Sun Zeju, Pei Shaojun, He Rong Lucy, Yau Stephen S-T
Department of Mathematical Sciences, Tsinghua University, Beijing, PR China.
Department of Biological Sciences, Chicago State University, Chicago, IL 60628, USA.
Comput Struct Biotechnol J. 2020 Jul 15;18:1904-1913. doi: 10.1016/j.csbj.2020.07.004. eCollection 2020.
Chaos Game Representation (CGR) was first proposed to be an image representation method of DNA and have been extended to the case of other biological macromolecules. Compared with the CGR images of DNA, where DNA sequences are converted into a series of points in the unit square, the existing CGR images of protein are not so elegant in geometry and the implications of the distribution of points in the CGR image are not so obvious. In this study, by naturally distributing the twenty amino acids on the vertices of a regular dodecahedron, we introduce a novel three-dimensional image representation of protein sequences with CGR method. We also associate each CGR image with a vector in high dimensional Euclidean space, called the extended natural vector (ENV), in order to analyze the information contained in the CGR images. Based on the results of protein classification and phylogenetic analysis, our method could serve as a precise method to discover biological relationships between proteins.

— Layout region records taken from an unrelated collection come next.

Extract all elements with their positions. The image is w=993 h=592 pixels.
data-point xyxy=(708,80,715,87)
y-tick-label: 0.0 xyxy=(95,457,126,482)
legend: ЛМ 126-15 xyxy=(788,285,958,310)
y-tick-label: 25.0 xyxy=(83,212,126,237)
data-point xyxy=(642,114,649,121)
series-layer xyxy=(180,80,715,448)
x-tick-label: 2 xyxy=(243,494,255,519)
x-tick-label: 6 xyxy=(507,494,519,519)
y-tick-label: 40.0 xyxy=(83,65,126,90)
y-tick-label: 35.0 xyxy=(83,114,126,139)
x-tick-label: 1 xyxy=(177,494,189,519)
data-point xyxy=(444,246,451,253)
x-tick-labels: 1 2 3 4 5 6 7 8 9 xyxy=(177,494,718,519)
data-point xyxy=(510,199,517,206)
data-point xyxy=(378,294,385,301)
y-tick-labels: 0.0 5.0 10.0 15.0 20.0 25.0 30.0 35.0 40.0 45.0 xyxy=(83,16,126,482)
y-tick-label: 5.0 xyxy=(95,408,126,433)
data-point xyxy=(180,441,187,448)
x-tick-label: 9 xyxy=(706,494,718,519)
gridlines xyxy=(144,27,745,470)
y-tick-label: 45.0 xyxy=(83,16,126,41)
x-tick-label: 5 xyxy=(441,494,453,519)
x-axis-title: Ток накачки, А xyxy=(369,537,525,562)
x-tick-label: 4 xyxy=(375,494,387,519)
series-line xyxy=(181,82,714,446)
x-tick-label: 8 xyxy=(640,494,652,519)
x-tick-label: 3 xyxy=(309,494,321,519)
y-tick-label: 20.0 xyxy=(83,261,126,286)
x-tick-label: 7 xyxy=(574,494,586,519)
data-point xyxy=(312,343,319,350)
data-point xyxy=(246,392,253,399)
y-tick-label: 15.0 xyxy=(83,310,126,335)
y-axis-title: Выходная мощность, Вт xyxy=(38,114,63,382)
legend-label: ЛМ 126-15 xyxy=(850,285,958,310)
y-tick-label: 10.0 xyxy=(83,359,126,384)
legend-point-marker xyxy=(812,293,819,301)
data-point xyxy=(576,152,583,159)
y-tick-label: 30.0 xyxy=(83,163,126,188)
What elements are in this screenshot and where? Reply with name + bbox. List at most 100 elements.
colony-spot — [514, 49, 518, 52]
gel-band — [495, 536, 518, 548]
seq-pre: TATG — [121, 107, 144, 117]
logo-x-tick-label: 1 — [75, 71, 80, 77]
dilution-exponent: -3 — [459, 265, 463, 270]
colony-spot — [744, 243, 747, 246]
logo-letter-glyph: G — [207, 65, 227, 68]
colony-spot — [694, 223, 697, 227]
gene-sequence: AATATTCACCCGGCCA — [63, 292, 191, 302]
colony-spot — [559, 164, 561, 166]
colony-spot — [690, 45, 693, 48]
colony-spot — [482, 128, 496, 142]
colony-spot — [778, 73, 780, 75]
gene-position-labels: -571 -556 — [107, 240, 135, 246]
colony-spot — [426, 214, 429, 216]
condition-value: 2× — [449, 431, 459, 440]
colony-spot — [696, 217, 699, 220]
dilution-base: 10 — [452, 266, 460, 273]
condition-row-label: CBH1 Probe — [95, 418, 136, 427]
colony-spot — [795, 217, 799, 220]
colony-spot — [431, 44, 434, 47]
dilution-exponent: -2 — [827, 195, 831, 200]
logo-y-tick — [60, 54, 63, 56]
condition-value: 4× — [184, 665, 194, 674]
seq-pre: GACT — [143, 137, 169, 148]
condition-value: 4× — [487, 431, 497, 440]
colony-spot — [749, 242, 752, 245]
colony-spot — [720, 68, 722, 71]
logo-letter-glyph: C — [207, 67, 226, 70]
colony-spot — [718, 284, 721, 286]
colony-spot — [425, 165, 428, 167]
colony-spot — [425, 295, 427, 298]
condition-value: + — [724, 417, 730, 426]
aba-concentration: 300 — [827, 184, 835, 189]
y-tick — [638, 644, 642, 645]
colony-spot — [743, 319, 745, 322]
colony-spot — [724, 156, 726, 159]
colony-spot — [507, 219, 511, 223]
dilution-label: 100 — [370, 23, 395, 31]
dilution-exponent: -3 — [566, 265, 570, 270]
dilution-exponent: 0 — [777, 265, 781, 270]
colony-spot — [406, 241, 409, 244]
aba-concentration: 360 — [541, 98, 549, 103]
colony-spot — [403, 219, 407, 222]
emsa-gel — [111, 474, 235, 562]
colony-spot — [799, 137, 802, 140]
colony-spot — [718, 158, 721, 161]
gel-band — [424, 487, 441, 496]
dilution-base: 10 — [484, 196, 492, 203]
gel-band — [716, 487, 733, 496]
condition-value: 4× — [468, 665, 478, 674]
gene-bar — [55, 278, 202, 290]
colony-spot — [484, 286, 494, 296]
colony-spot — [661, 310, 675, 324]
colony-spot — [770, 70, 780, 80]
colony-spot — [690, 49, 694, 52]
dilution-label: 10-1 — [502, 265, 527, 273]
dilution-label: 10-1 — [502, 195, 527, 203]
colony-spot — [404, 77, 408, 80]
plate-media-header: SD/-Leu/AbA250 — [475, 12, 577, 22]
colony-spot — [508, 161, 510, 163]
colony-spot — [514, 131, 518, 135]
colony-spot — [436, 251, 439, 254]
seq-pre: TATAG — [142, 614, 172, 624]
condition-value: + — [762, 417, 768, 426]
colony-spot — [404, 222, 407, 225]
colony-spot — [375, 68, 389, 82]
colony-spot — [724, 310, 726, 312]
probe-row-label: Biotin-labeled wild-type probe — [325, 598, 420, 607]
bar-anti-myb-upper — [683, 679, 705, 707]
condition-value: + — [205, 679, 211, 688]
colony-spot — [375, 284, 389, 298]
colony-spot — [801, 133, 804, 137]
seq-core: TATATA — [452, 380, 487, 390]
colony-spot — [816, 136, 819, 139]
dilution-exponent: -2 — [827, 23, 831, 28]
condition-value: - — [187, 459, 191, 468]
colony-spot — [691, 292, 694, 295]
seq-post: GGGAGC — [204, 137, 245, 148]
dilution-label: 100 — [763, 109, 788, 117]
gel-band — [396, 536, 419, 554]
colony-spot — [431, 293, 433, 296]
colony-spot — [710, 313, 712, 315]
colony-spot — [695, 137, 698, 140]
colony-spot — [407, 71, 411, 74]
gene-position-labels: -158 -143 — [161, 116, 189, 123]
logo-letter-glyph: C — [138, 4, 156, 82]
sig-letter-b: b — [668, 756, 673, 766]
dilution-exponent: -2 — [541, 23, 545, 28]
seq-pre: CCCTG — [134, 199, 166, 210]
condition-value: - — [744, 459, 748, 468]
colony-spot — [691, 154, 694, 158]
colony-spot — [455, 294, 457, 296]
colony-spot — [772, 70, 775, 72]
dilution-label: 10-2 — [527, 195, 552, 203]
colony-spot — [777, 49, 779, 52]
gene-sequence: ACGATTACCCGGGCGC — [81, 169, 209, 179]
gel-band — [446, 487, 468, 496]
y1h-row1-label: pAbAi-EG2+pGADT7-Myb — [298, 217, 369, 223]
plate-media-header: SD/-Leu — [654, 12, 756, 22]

混沌游戏表示法(CGR)最初被提出作为一种DNA的图像表示方法,并已扩展到其他生物大分子的情况。与DNA的CGR图像不同,在DNA的CGR图像中,DNA序列被转换为单位正方形中的一系列点,现有的蛋白质CGR图像在几何形状上不那么优美,并且CGR图像中点的分布含义也不那么明显。在本研究中,通过将二十种氨基酸自然地分布在正十二面体的顶点上,我们用CGR方法引入了一种新的蛋白质序列三维图像表示。我们还将每个CGR图像与高维欧几里得空间中的一个向量相关联,称为扩展自然向量(ENV),以便分析CGR图像中包含的信息。基于蛋白质分类和系统发育分析的结果,我们的方法可以作为一种精确的方法来发现蛋白质之间的生物学关系。